Pablo Picasso

Pablo Picasso, “Night Fishing at Antibes”, 1939, Oil on Canvas, 205.8 x 345.4 cm, Museum of Modern Art, New York

Picasso spent the months just before the outbreak of the Second World War at Antibcs on the Mediterranean. Here he painted this large composition, which is an exception among his works.

At the center is a boat with two fishermen spearing fish by the light of two gas lamps. This central motif is framed by others: at the right we see two girls standing on the breakwater, one of the girls is holding onto her bicycle while licking an ice-cream cone. At the upper left we can recognize the old town of Antibes; in the center above there is a bright moon in the sky. The work displays a range of colors that has never before appeared in Picasso’s paintings: dark blues and violets are contrasted with various shades of green, and this curious dark triad is brightened by a few yellow accents – which gives it a ghost-like quality.

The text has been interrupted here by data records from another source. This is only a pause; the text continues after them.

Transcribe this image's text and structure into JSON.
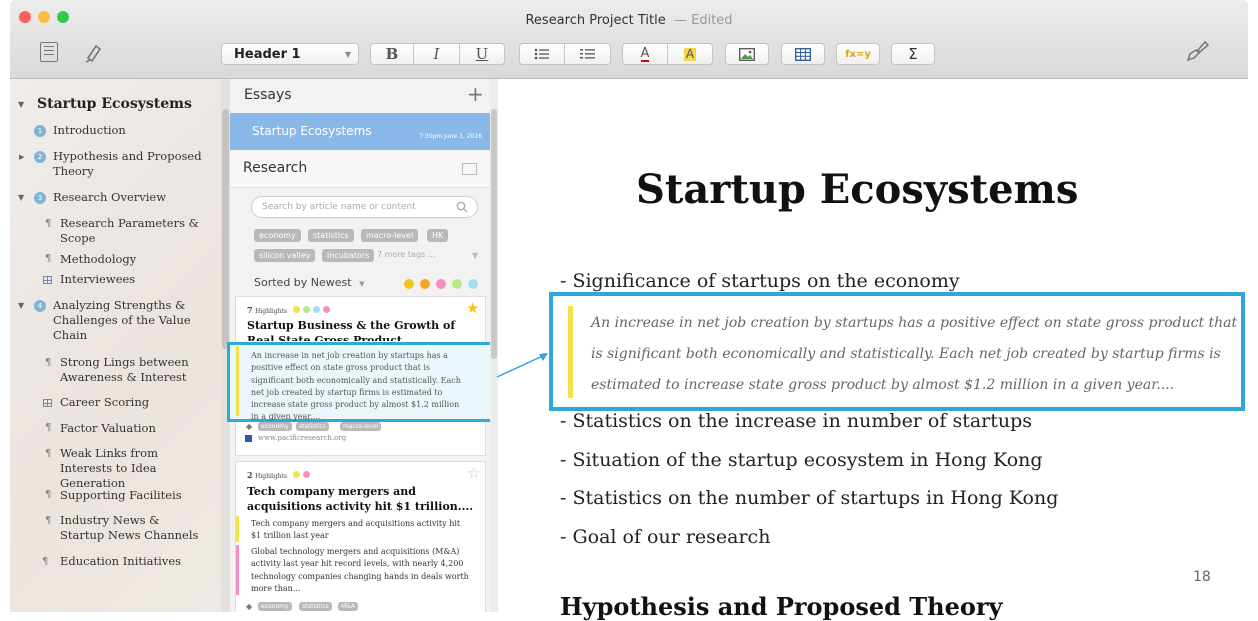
{
  "window": {
    "title": "Research Project Title",
    "status": "— Edited"
  },
  "toolbar": {
    "style_select": "Header 1",
    "bold": "B",
    "italic": "I",
    "underline": "U",
    "text_color": "A",
    "highlight": "A",
    "formula": "fx=y",
    "sum": "Σ"
  },
  "sidebar": {
    "root": "Startup Ecosystems",
    "items": [
      {
        "label": "Introduction",
        "num": "1"
      },
      {
        "label": "Hypothesis and Proposed Theory",
        "num": "2"
      },
      {
        "label": "Research Overview",
        "num": "3"
      },
      {
        "label": "Research Parameters & Scope"
      },
      {
        "label": "Methodology"
      },
      {
        "label": "Interviewees"
      },
      {
        "label": "Analyzing Strengths & Challenges of the Value Chain",
        "num": "4"
      },
      {
        "label": "Strong Lings between Awareness & Interest"
      },
      {
        "label": "Career Scoring"
      },
      {
        "label": "Factor Valuation"
      },
      {
        "label": "Weak Links from Interests to Idea Generation"
      },
      {
        "label": "Supporting Faciliteis"
      },
      {
        "label": "Industry News & Startup News Channels"
      },
      {
        "label": "Education Initiatives"
      }
    ]
  },
  "middle": {
    "essays_title": "Essays",
    "essays_add": "+",
    "selected_essay": "Startup Ecosystems",
    "selected_time": "7:30pm June 1, 2016",
    "research_title": "Research",
    "search_placeholder": "Search by article name or content",
    "tags": [
      "economy",
      "statistics",
      "macro-level",
      "HK",
      "silicon valley",
      "incubators"
    ],
    "more_tags": "7 more tags ...",
    "sort_label": "Sorted by Newest",
    "filter_colors": [
      "#f5c518",
      "#f5a623",
      "#f48fc6",
      "#b8e986",
      "#9ee0ec"
    ],
    "card1": {
      "count": "7",
      "highlights_label": "Highlights",
      "dot_colors": [
        "#f5e04a",
        "#b8e986",
        "#9ee0ec",
        "#f48fc6"
      ],
      "title": "Startup Business & the Growth of Real State Gross Product",
      "excerpt": "An increase in net job creation by startups has a positive effect on state gross product that is significant both economically and statistically. Each net job created by startup firms is estimated to increase state gross product by almost $1.2 million in a given year....",
      "tags": [
        "economy",
        "statistics",
        "macro-level"
      ],
      "source": "www.pacificresearch.org"
    },
    "card2": {
      "count": "2",
      "highlights_label": "Highlights",
      "dot_colors": [
        "#f5e04a",
        "#f48fc6"
      ],
      "title": "Tech company mergers and acquisitions activity hit $1 trillion....",
      "quote1": "Tech company mergers and acquisitions activity hit $1 trillion last year",
      "quote2": "Global technology mergers and acquisitions (M&A) activity last year hit record levels, with nearly 4,200 technology companies changing hands in deals worth more than...",
      "tags": [
        "economy",
        "statistics",
        "M&A"
      ]
    }
  },
  "editor": {
    "heading": "Startup Ecosystems",
    "bullet1": "- Significance of startups on the economy",
    "quote_lines": [
      "An increase in net job creation by startups has a positive effect on state gross product that",
      "is significant both economically and statistically. Each net job created by startup firms is",
      "estimated to increase state gross product by almost $1.2 million in a given year...."
    ],
    "bullets": [
      "- Statistics on the increase in number of startups",
      "- Situation of the startup ecosystem in Hong Kong",
      "- Statistics on the number of startups in Hong Kong",
      "- Goal of our research"
    ],
    "page_number": "18",
    "next_heading": "Hypothesis and Proposed Theory"
  },
  "colors": {
    "accent": "#2ea8d8",
    "selected_bg": "#8ab8e8",
    "quote_bar": "#f5e04a"
  }
}
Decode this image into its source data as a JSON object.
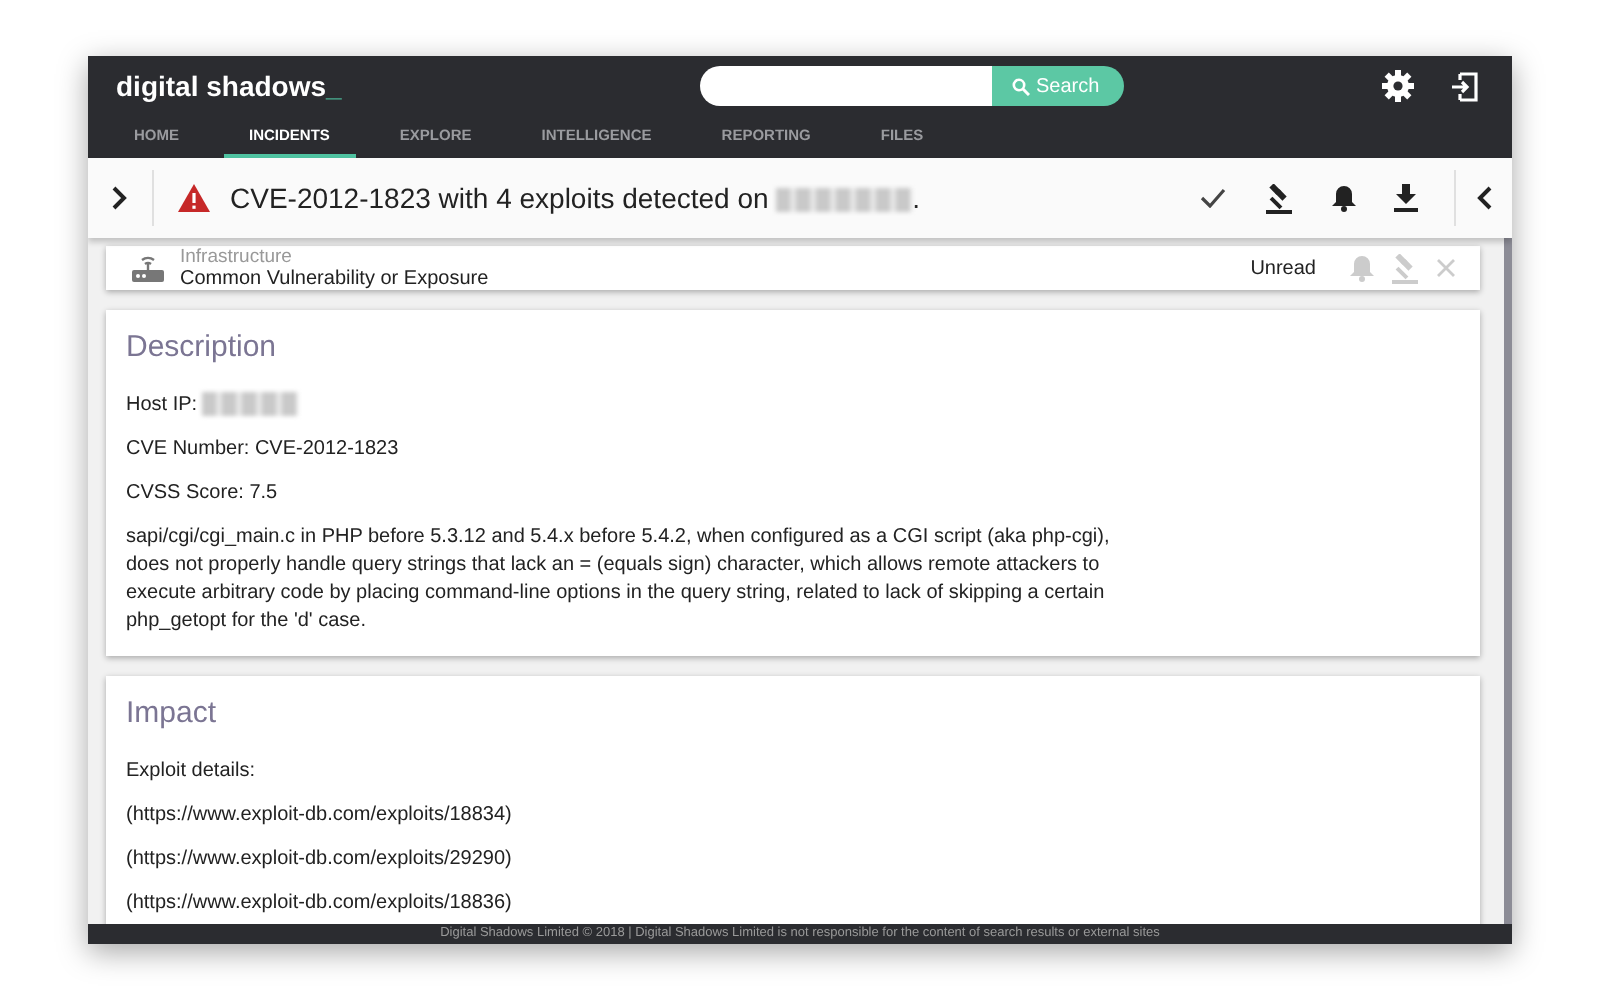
{
  "header": {
    "logo": "digital shadows",
    "logo_cursor": "_",
    "search_button": "Search",
    "tabs": [
      {
        "label": "HOME",
        "selected": false
      },
      {
        "label": "INCIDENTS",
        "selected": true
      },
      {
        "label": "EXPLORE",
        "selected": false
      },
      {
        "label": "INTELLIGENCE",
        "selected": false
      },
      {
        "label": "REPORTING",
        "selected": false
      },
      {
        "label": "FILES",
        "selected": false
      }
    ]
  },
  "toolbar": {
    "title": "CVE-2012-1823 with 4 exploits detected on",
    "title_end": "."
  },
  "summary": {
    "category": "Infrastructure",
    "type": "Common Vulnerability or Exposure",
    "status": "Unread"
  },
  "description": {
    "heading": "Description",
    "host_ip_label": "Host IP:",
    "lines": [
      "CVE Number: CVE-2012-1823",
      "CVSS Score: 7.5"
    ],
    "paragraph": "sapi/cgi/cgi_main.c in PHP before 5.3.12 and 5.4.x before 5.4.2, when configured as a CGI script (aka php-cgi), does not properly handle query strings that lack an = (equals sign) character, which allows remote attackers to execute arbitrary code by placing command-line options in the query string, related to lack of skipping a certain php_getopt for the 'd' case."
  },
  "impact": {
    "heading": "Impact",
    "lines": [
      "Exploit details:",
      "(https://www.exploit-db.com/exploits/18834)",
      "(https://www.exploit-db.com/exploits/29290)",
      "(https://www.exploit-db.com/exploits/18836)"
    ]
  },
  "footer": {
    "text": "Digital Shadows Limited © 2018 | Digital Shadows Limited is not responsible for the content of search results or external sites"
  }
}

This painting is exceptional in Picasso’s work, both as a nocturnal scene and for its ghostly colors; it is also unusual in that the artist had rarely before attempted to combine figure and landscape – a combination which is particularly convincing here. The freedom of the composition is in curious contrast with the rigorous architecture of Guernica, so that at first sight the work seems a brilliant improvisation. But closer scrutiny reveals that it, too, has been carefully constructed and organized, and that in its details it recalls many earlier paintings. Like Three Musicians, this work sums up and at the same time marks the end of a period.